Saturday, December 18, 2004

New Ways to Torture Students

I was talking to my mom, and we came up with two ideas that I'm thinking of trying in the spring.
Real Life Word Problems
Sometimes I put more work into writing problems than the students do in answering them. To write a good real life problem, I either need to use something that I'm familiar with (cooking, sewing, knitting, etc.) or else I need to look around to find reasonable numbers. Because I want to have problems that are relevent to my students, I often end up poking around with google for factoids like the weight of a lamb at birth or the amount of vinyl siding that comes in a box, or how many points are typically scored in a lacrosse game. (When I get lazy, my word problem people play Calvinball.) Based on the quality of plagiarism observed in my students, some of them are pretty good at finding basic information with google.
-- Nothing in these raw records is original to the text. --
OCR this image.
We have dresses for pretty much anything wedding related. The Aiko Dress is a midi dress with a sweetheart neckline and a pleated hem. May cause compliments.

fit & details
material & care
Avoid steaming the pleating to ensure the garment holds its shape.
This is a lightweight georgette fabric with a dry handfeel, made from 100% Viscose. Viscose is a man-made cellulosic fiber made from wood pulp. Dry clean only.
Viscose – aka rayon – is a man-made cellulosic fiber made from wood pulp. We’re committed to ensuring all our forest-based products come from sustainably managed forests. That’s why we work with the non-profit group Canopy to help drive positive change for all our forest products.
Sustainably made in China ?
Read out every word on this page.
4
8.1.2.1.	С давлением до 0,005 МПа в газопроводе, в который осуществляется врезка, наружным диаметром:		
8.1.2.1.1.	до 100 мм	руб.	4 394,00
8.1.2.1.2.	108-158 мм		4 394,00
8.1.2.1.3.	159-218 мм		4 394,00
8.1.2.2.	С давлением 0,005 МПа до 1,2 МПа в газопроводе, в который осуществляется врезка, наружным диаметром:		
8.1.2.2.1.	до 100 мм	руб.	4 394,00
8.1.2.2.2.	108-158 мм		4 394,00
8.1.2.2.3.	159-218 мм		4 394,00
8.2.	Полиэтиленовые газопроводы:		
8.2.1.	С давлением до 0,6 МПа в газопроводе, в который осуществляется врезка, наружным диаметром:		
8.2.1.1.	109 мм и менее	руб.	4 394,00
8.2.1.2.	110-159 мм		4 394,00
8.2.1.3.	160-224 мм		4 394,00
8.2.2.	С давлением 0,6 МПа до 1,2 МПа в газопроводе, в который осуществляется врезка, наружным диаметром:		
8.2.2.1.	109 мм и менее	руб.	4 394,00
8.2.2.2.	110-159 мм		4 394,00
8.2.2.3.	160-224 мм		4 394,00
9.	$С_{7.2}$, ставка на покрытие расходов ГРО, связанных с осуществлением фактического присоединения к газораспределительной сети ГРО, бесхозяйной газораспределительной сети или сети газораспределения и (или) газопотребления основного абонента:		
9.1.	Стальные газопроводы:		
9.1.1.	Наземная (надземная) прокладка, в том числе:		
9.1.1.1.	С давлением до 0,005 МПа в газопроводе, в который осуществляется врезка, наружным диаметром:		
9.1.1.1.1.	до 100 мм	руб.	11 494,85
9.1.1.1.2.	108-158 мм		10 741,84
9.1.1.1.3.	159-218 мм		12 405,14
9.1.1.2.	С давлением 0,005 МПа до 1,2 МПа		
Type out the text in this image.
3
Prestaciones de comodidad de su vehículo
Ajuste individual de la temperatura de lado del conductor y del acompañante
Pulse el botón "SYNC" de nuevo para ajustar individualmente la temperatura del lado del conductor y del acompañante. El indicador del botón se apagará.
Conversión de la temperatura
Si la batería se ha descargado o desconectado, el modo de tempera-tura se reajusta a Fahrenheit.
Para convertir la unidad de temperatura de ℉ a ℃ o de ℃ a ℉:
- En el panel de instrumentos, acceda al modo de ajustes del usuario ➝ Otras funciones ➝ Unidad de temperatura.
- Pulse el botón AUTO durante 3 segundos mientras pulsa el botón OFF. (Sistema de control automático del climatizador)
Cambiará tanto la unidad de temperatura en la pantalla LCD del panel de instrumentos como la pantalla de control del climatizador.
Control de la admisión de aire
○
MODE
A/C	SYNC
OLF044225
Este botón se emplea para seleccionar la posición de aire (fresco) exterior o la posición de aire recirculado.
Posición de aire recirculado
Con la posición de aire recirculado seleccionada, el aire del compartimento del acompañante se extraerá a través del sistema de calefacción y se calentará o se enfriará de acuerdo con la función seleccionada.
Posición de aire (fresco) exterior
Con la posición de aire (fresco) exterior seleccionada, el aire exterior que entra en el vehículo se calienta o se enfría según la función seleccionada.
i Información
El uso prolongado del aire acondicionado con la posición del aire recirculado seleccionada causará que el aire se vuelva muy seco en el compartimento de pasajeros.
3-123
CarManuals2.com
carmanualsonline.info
So for these problems I will come up with the scenario (painting a room, buying a car, planting a garden, building a bookshelf, knitting a scarf, whatever) but I will make them find the numbers they need and then solve the problem.

Reality TV-based gimics
Just like on TV, my class consists of a bunch of people -- some of whom are annoying -- who are forced to spend time together while carrying out various tasks, often working in teams. And it's not just me who finds them annoying; they annoy each other, too. In order to keep behavior in line and to keep people motivated to stay on task, I am trying to think of a way for the class to vote on the distribution of bonus points or to vote people out of their groups.